The final criterion, analytics, broke down into three subdimensions: what to measure (data stewardship), how to measure (data enablement), and whether sites are equipped to understand behavior and other insights from data. Websites with the highest digital maturity were found to be capable of interpreting and acting on data collected in order to personalize a user’s journey.
Here again, Lyrica.com ranked first at .85, with the following four (AZ’s Farxiga.com, Pfizer’s Elelyso.com, Novartis’ Rydapt.com, and GSK’s Levita.com) all ranking at .75.
Separately, analysts sliced the data by looking at the top-scoring product websites across three therapeutic areas. Sites in the endocrinology area scored in the middle of the pack, by and large, with brands’ site scores failing to hold up across the four criteria. Unsurprisingly, none appear in the overall top or bottom five of the study.
Neurology sites were plagued by some of the same issues as those in endocrinology, in that high scorers didn’t maintain their high rankings across criteria, lowering their overall score. A good example was Lyrica.com, which bested other sites for technology and analytics, but tanked on the experience metric.
The oncology category did contain some outliers. Rydapt.com and Arzerra.com scored consistently well across all four parameters. Not coincidentally, those two sites made the top five overall. Oncology sites differentiated themselves in terms of their ability to extend a relationship with patients through prompting them to, for instance, register for a doctor discussion guide or savings card and lengthen interaction beyond the first visit.
As the researchers concluded, “there are many opportunities for pharma companies to scale up their websites.” Marketing is finally evolving into true engagement, but progress continues to be hampered by the aforementioned digital issues. The average score of all of the companies across parameters was .52 out of 1, with technology coming in between .6 and .7 and performance ranking between .5 and .6.
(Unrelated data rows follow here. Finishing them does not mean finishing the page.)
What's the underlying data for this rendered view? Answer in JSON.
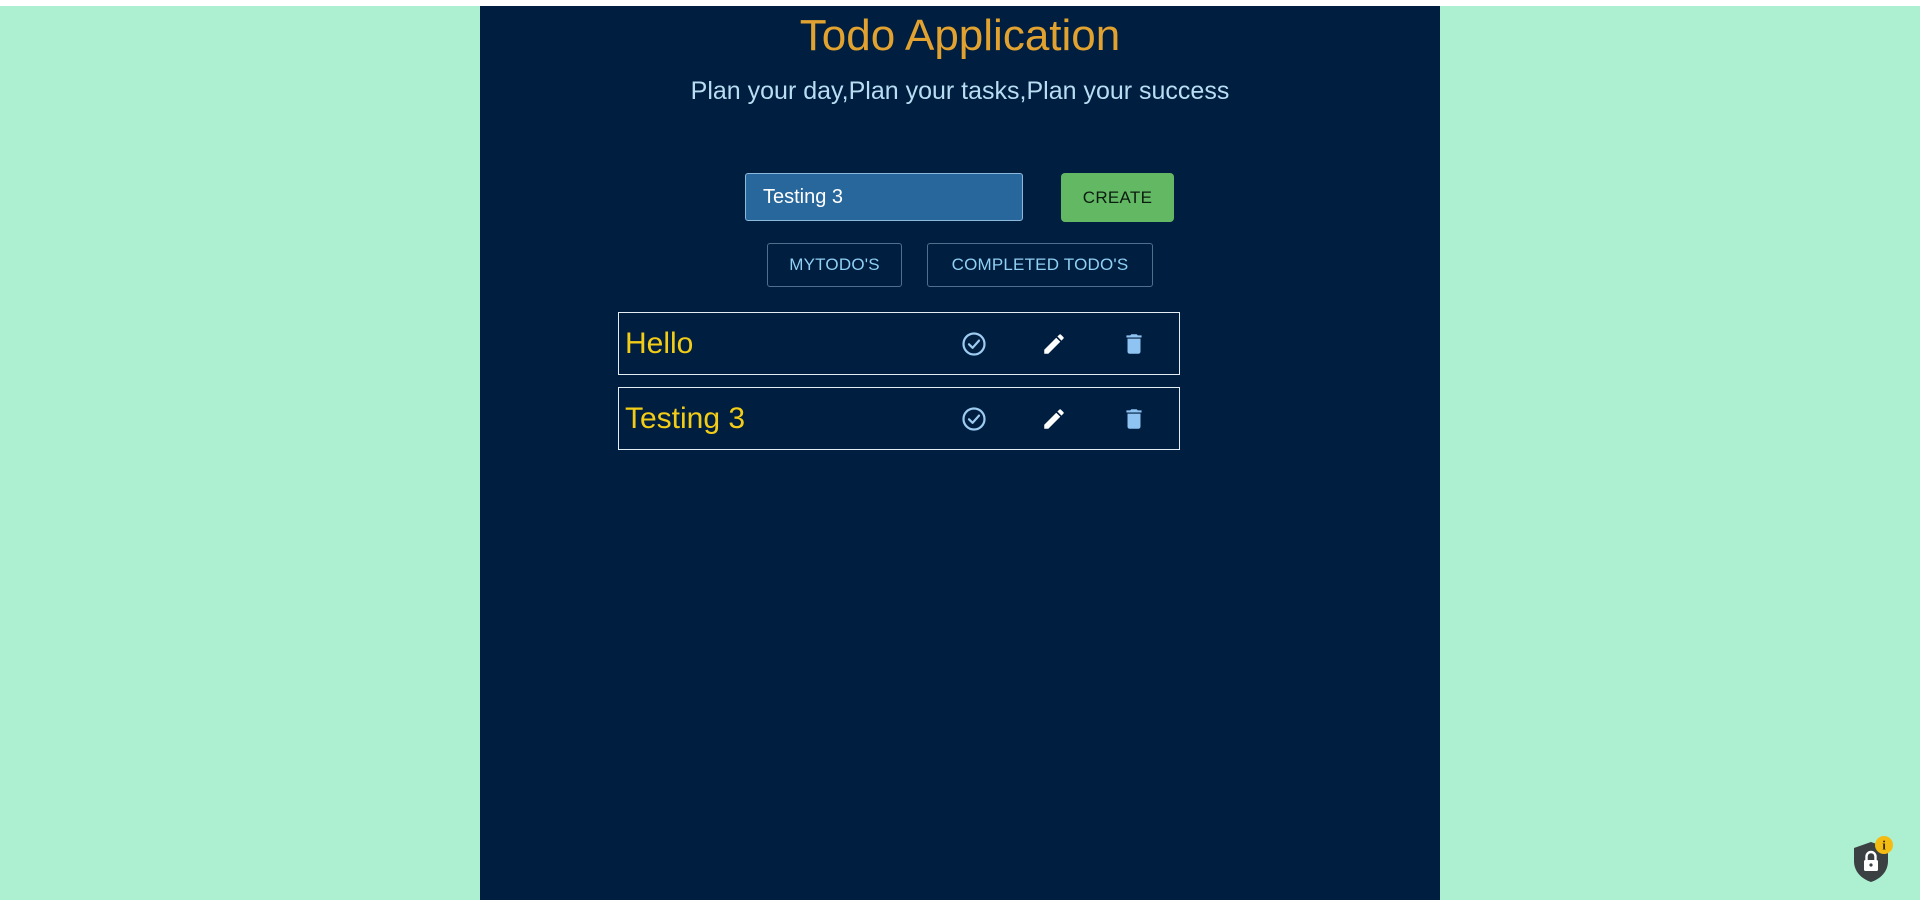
{
  "app": {
    "title": "Todo Application",
    "subtitle": "Plan your day,Plan your tasks,Plan your success"
  },
  "form": {
    "input_value": "Testing 3",
    "create_label": "CREATE"
  },
  "tabs": [
    {
      "label": "MYTODO'S"
    },
    {
      "label": "COMPLETED TODO'S"
    }
  ],
  "todos": [
    {
      "text": "Hello"
    },
    {
      "text": "Testing 3"
    }
  ],
  "icons": {
    "complete": "check-circle-icon",
    "edit": "pencil-icon",
    "delete": "trash-icon",
    "badge": "shield-lock-icon",
    "badge_info": "i"
  },
  "colors": {
    "page_background": "#adf0d1",
    "panel_background": "#001e3f",
    "title": "#e2a230",
    "subtitle": "#b9def4",
    "input_background": "#27679b",
    "create_button": "#63b863",
    "tab_text": "#8fd0f5",
    "todo_text": "#f2cc17",
    "check_icon": "#9ecbf2",
    "edit_icon": "#ffffff",
    "trash_icon": "#8ec3f2"
  }
}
On the bright side, over the past 12 to 18 months, said Kapoor, the industry has demonstrated a sense of urgency “to actually move towards multi-channel [engagement] on the modernizing path.”
Can manufacturers reach the digital maturity necessary to become more Amazon-like in satisfying patient expectations? They’re on the right track but must first show they’re capable of large-scale, digital customer engagement. Said Kapoor, “Industry needs to get to a .8 to .9.”